Torcaso involved a challenge to a Maryland statute requiring that a candidate for public office declare a belief in God to be eligible for the position. Such a test oath violated Article VI of the Constitution which states: “No religious Test shall ever be required as a Qualification to any Office or public Trust under the United States.” The Court’s decision by Justice Black traced the abuse of test oaths throughout English and colonial American history, explaining why the prohibition of test oaths was in the Constitution itself:
“[T]here is much historical precedent for such laws. Indeed, it was largely to escape religious test oaths and declarations that a great many of the early colonists left Europe and came here hoping to worship in their own way. It soon developed, however, that many of those who had fled to escape religious test oaths turned out to be perfectly willing, when they had the power to do so, to force dissenters from their faith to take test oaths in conformity with that faith. … The effect of all this was the formal or practical ‘establishment’ of particular religious faiths in most of the Colonies, with consequent burdens imposed on the free exercise of the faiths of nonfavored believers.”

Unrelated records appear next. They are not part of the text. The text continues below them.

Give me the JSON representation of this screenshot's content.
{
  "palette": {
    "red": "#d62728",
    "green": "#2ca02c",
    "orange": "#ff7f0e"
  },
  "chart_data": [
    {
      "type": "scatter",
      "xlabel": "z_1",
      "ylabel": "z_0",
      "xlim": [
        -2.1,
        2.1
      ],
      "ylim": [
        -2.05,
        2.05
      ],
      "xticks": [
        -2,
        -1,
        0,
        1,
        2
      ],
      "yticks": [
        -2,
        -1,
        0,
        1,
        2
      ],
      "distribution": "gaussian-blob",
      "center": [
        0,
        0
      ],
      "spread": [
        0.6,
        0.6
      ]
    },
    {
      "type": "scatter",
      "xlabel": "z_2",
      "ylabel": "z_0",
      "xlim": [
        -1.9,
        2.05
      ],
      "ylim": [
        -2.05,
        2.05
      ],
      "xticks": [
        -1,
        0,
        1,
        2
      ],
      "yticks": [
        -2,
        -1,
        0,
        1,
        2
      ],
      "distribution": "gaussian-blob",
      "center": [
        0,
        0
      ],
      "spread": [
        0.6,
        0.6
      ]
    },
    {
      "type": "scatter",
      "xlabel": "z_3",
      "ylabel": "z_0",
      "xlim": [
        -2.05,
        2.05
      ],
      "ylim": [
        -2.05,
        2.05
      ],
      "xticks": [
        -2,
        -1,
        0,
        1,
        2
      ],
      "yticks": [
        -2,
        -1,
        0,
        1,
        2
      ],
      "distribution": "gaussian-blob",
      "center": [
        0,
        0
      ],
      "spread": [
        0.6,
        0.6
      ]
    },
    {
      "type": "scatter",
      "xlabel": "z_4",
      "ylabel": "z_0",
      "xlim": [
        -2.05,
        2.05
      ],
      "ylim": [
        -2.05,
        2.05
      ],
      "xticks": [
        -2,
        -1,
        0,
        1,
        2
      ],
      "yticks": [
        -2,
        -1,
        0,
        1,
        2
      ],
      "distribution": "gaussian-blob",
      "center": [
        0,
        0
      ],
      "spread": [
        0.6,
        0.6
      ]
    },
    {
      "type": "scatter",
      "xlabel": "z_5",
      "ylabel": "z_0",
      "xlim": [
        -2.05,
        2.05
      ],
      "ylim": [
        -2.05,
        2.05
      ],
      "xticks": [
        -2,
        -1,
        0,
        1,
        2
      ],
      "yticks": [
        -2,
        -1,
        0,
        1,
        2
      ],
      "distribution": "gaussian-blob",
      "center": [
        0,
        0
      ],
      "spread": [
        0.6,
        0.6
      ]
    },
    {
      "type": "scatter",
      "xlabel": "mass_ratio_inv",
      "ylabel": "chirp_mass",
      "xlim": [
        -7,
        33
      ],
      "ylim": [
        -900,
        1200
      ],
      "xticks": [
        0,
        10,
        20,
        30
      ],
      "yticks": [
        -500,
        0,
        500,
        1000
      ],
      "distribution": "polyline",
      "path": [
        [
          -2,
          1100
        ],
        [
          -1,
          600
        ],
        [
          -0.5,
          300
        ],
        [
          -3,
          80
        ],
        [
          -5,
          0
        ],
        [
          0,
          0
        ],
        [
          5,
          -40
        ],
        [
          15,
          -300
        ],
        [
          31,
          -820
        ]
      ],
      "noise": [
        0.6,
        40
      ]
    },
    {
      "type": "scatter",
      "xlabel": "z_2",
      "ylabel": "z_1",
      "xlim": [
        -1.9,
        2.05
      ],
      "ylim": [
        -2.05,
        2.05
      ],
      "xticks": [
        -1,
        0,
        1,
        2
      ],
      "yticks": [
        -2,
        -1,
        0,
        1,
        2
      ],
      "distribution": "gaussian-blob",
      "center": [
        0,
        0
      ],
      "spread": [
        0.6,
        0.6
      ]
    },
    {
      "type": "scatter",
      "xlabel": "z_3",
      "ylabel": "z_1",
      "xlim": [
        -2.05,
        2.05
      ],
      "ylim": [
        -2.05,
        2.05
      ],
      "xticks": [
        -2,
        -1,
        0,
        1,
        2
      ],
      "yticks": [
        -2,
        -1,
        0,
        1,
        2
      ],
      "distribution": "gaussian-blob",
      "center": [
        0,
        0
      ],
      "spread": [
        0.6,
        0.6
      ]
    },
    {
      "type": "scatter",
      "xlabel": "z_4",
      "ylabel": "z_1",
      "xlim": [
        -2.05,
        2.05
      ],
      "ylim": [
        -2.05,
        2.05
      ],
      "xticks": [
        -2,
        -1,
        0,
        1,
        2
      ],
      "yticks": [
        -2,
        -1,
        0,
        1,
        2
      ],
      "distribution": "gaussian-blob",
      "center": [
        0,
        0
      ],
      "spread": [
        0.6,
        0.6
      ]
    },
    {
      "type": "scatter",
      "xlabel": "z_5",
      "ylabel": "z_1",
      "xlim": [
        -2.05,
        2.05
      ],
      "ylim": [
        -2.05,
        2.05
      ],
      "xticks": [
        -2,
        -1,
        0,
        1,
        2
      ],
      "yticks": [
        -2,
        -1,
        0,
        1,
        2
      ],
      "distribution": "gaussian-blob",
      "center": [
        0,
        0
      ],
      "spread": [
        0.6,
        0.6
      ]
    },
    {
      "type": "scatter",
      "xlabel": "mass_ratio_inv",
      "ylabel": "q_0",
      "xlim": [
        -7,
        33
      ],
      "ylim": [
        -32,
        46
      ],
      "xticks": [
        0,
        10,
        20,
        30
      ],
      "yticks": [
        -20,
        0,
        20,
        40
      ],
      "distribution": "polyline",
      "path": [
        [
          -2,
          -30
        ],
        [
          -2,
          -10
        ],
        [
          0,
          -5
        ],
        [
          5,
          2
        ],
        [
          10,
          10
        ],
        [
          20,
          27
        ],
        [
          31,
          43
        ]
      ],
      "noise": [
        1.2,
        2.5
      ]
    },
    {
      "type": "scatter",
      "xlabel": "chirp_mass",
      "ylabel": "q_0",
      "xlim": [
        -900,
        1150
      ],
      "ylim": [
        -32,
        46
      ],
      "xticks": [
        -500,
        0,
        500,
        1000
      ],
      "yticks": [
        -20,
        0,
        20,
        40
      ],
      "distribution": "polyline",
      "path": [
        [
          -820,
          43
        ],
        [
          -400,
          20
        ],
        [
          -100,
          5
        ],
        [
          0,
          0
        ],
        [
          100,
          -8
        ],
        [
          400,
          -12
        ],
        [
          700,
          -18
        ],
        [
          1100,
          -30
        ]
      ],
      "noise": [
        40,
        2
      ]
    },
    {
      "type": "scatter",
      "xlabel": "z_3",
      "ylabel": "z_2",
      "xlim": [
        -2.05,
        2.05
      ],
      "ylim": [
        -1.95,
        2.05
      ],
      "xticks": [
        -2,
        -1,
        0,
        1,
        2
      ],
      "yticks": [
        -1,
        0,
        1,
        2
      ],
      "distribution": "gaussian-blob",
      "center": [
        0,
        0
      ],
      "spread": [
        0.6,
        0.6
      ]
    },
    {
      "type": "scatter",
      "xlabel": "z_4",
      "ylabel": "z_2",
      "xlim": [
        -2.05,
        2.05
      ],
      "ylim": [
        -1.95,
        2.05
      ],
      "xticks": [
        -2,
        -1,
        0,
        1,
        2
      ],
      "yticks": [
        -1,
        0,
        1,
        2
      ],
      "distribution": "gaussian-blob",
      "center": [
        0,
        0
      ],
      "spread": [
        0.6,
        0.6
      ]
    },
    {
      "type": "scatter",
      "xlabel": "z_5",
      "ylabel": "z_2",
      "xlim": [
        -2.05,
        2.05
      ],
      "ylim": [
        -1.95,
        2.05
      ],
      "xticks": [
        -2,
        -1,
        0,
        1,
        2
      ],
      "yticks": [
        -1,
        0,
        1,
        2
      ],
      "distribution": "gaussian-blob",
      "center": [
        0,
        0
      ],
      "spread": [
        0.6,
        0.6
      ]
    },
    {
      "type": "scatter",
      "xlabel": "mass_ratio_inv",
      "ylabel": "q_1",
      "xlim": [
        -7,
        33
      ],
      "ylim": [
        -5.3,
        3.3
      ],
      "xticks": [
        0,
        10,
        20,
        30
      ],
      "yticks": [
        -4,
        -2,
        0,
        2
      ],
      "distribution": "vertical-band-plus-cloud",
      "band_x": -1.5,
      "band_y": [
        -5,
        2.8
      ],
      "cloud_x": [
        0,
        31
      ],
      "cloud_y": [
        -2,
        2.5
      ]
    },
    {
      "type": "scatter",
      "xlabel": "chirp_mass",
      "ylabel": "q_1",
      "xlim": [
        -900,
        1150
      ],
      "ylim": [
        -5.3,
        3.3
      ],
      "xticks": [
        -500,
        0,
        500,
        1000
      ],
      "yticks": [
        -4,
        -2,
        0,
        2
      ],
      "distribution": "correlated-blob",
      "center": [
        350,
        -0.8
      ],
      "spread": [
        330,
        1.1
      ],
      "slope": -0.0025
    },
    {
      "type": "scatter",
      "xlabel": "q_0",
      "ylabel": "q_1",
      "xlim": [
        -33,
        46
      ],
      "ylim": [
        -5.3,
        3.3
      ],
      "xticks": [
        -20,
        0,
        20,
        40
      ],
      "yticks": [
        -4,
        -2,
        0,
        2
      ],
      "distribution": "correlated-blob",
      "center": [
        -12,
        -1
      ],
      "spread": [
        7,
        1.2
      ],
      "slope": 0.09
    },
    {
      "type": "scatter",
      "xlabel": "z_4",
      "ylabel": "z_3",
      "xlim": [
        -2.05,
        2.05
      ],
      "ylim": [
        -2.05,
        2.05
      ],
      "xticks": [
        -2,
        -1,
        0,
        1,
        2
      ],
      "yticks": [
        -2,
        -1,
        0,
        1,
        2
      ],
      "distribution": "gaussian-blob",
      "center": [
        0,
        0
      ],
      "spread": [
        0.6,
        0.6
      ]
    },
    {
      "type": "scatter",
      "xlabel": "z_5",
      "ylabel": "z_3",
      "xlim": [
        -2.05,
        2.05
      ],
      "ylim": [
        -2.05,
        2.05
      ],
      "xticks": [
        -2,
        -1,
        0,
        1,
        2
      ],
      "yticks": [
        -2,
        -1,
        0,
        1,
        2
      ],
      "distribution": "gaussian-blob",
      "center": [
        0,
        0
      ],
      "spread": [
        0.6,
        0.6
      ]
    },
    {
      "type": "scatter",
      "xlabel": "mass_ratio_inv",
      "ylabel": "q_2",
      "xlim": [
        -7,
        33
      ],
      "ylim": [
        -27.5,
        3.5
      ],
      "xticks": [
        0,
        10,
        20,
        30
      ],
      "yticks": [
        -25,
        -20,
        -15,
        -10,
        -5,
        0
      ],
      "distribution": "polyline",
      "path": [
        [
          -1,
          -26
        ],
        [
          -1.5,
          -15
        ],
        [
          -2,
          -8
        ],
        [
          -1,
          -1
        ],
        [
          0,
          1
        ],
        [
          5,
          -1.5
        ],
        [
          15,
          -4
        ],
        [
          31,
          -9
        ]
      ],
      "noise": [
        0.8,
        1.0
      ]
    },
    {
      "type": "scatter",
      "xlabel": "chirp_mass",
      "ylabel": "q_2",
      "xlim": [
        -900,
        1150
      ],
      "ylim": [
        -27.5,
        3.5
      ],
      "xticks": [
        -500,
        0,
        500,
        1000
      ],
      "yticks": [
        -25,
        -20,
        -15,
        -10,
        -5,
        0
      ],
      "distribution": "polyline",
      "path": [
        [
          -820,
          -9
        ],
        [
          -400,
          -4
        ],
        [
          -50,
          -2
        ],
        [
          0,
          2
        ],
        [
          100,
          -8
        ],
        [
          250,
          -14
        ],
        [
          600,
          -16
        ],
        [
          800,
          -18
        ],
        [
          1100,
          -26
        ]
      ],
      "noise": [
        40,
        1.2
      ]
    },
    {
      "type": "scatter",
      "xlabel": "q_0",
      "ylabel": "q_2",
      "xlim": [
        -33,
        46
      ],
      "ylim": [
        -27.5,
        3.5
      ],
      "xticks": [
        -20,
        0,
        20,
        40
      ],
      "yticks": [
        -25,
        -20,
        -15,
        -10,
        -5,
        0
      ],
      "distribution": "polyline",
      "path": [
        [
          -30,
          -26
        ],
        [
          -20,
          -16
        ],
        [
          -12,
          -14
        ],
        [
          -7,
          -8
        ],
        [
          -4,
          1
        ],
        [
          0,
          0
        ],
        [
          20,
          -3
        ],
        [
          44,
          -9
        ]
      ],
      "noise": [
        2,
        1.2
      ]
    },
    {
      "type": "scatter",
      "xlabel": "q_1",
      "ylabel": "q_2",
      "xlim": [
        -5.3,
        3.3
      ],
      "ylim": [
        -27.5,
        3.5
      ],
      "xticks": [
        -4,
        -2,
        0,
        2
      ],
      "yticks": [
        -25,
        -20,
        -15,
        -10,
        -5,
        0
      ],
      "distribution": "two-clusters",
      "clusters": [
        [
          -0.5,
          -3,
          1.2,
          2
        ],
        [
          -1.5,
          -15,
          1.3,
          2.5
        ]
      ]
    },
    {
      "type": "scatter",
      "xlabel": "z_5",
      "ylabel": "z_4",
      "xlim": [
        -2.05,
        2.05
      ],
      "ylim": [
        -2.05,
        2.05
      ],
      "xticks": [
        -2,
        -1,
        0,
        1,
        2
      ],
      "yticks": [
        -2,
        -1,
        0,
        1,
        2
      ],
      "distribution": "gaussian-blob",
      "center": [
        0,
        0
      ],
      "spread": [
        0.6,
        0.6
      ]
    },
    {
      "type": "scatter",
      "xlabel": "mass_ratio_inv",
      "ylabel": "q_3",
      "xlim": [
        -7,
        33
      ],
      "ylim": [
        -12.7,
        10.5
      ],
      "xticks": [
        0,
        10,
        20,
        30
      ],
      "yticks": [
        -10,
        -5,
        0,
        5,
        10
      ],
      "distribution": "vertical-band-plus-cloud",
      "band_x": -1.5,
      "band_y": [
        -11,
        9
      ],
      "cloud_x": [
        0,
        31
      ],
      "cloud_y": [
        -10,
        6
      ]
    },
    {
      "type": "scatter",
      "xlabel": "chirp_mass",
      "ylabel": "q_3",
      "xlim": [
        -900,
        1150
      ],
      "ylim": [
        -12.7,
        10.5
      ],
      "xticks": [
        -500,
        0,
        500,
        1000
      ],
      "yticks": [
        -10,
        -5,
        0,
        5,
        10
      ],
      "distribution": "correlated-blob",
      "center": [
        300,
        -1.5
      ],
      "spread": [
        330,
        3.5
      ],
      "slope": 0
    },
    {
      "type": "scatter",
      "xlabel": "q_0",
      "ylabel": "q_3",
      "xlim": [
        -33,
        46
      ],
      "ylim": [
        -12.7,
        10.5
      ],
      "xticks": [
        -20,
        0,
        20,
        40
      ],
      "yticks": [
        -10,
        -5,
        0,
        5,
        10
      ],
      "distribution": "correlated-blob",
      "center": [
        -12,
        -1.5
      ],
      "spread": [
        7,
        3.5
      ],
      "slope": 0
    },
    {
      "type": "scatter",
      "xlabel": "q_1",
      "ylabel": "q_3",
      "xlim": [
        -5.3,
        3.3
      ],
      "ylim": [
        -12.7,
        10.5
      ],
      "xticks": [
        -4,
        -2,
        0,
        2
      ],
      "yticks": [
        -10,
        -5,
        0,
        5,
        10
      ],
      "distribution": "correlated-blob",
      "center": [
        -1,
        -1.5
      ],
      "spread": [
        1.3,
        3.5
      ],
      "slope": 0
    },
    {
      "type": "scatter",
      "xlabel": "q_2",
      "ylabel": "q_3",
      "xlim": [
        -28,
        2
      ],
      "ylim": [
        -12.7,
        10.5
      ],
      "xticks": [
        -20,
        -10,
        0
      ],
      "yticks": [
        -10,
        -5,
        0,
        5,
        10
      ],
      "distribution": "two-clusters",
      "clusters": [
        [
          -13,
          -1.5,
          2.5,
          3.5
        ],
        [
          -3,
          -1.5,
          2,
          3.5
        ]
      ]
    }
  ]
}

As Justice Black explained, in reaction to the use of test oaths in some of the colonies, the founders prohibited use of test oaths as a condition to hold any federal office. The problem in Torcaso was the oath was instituted by the State of Maryland, which claimed that Article VI did not apply to the states. The Court thus turned to the Establishment and Free Exercise Clauses as a basis to declare the Maryland statute unconstitutional, citing the Cantwell case as precedent.